Facts about The Sharing Place

  • Individual, private consultations are conducted with families who are interested in using The Sharing Place’s services
  • Children are welcome to participate in group sessions until they improve their emotional, mental and even physical well-being, and they are able to deal with their personal situations; they are not limited to attending a specific number of sessions.
  • All grief support group coordinators and volunteers complete a unique and comprehensive training program.
  • Administrative costs are very low for a non-profit organization that provides services to the public, due to tremendous involvement from volunteers.
  • Financial pledges are suggested, however, no charges for services are billed.
  • The Sharing Place does not receive any state or federal funds.
  • The Sharing Place is a member of several professional organizations, including the Utah Nonprofits Association and the Association for Death & Education and Counseling
  • The Sharing Place is grounded on four principles:

    •  Grief is a natural reaction to the loss of a loved one
    •  Within each of us is the capacity to heal
    •  The length of time for grieving is unique for each individual
    •  Acceptance, caring and support are essential in the healing process

Gerberta Black’s Story

A Family’s Experience at The Sharing Place

On a rainy Sunday afternoon in March of 2020 our strong, talented, brilliant son, Herbie, died by suicide. He was only 15 years old. Herbie is one of 10 children, and each of his siblings was grieving his loss differently, yet all at the same time. I was overwhelmed by Herbie’s death and trying to make sure that each of my other children would be able to express their grief in ways that were healthy. I worried about what the long-term effects of dealing with Herbie’s premature death would be on each of his siblings, all while trying to deal with my own formidable grief, along with my husband’s.
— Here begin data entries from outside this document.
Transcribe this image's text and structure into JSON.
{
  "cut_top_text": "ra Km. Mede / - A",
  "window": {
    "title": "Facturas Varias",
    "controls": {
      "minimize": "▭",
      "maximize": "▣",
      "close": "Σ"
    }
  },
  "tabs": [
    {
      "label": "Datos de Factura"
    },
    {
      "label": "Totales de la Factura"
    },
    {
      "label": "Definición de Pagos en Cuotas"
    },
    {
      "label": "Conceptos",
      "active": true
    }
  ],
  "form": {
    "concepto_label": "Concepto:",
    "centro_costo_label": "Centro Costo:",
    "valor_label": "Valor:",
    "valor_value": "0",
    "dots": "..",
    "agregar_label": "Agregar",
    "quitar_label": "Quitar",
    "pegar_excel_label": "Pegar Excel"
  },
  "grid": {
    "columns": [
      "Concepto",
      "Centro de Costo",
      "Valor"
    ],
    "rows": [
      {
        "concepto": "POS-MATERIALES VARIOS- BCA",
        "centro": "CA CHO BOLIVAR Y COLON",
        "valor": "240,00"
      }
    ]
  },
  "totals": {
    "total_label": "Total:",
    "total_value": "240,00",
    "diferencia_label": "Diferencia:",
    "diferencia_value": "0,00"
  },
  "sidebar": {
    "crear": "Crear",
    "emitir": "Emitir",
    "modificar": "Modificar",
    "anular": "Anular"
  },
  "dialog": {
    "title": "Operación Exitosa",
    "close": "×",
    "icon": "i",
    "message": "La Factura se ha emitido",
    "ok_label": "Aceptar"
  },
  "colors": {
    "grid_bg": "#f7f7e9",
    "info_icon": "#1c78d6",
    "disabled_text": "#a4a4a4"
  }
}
Some of us tried therapy in some form, but the 4 children who still lived at home with us needed more. I had several people mention that I should try to get our family into The Sharing Place, but I resisted the idea because it was located an hour’s drive away. After some time, I was desperate for anything that might help my children to open up and talk about Herbie’s death, so I sent an email to The Sharing Place and got our 4 youngest kids, ages 17, 13, 11 and 9 on the waiting list. Over a few months’ time they were all fortunate enough to join grief groups.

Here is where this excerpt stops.